В пылу своей обличительной речи он грозил кулаками окнам, которые уже стыдливо закрылись одно за другим, оставляя евреев перед ослепшим фасадом. Но какие-то немцы — человек десять — все еще молча смотрели на синагогальный двор, словно мерились взглядом с евреями, а те, сначала женщины и дети, а потом и мужчины, потянулись дрожащими руками к этим еще не закрывшимся окнам. Поддавшись порыву, Эрни тоже поднял на ладонях всю тоску, переполнявшую его сердце, и горячо взмолился: «Боже, всемогущий, пожалуйста, взгляни хоть на минутку сюда…»

В эту минуту старая мадам Тушинская выступила вперед.

Она была взбешена. Тощие руки мотались над ее головой, как клубок змей, а рот изрыгал проклятия. Нацисты остолбенели.
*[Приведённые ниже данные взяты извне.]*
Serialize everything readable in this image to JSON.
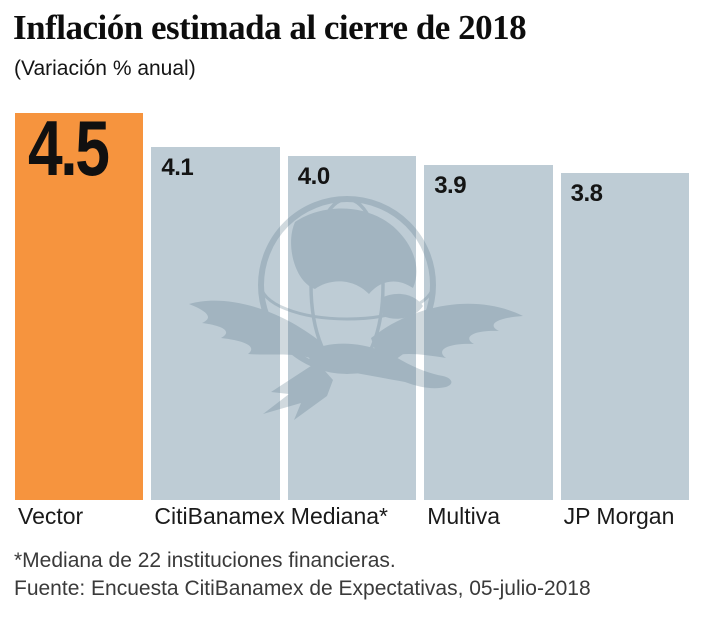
{
  "header": {
    "title": "Inflación estimada al cierre de 2018",
    "subtitle": "(Variación % anual)"
  },
  "chart_data": {
    "type": "bar",
    "categories": [
      "Vector",
      "CitiBanamex",
      "Mediana*",
      "Multiva",
      "JP Morgan"
    ],
    "values": [
      4.5,
      4.1,
      4.0,
      3.9,
      3.8
    ],
    "value_labels": [
      "4.5",
      "4.1",
      "4.0",
      "3.9",
      "3.8"
    ],
    "title": "Inflación estimada al cierre de 2018",
    "subtitle": "(Variación % anual)",
    "xlabel": "",
    "ylabel": "",
    "ylim": [
      0,
      4.5
    ],
    "grid": false,
    "legend": false,
    "highlight_index": 0,
    "colors": {
      "highlight_bar": "#F6943E",
      "default_bar": "#BECCD5",
      "watermark": "#5B7A8C",
      "value_text": "#121212",
      "category_text": "#1A1A1A"
    }
  },
  "icons": {
    "watermark": "eagle-globe-logo"
  },
  "footnotes": {
    "line1": "*Mediana de 22 instituciones financieras.",
    "line2": "Fuente: Encuesta CitiBanamex de Expectativas, 05-julio-2018"
  }
}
— Что вы хотите от нас? — кричала она на смеси немецкого с идиш. — Что вам нужно? Что мы вам сделали? Вы что, говорить не умеете? Совсем уже скотами стали? Ничего, ничего. Бог призовет вас к ответу! Настанет такой день! Бог в порошок вас сотрет! — добавила она, подняв свои длинные руки и жестами изображая, как это будет.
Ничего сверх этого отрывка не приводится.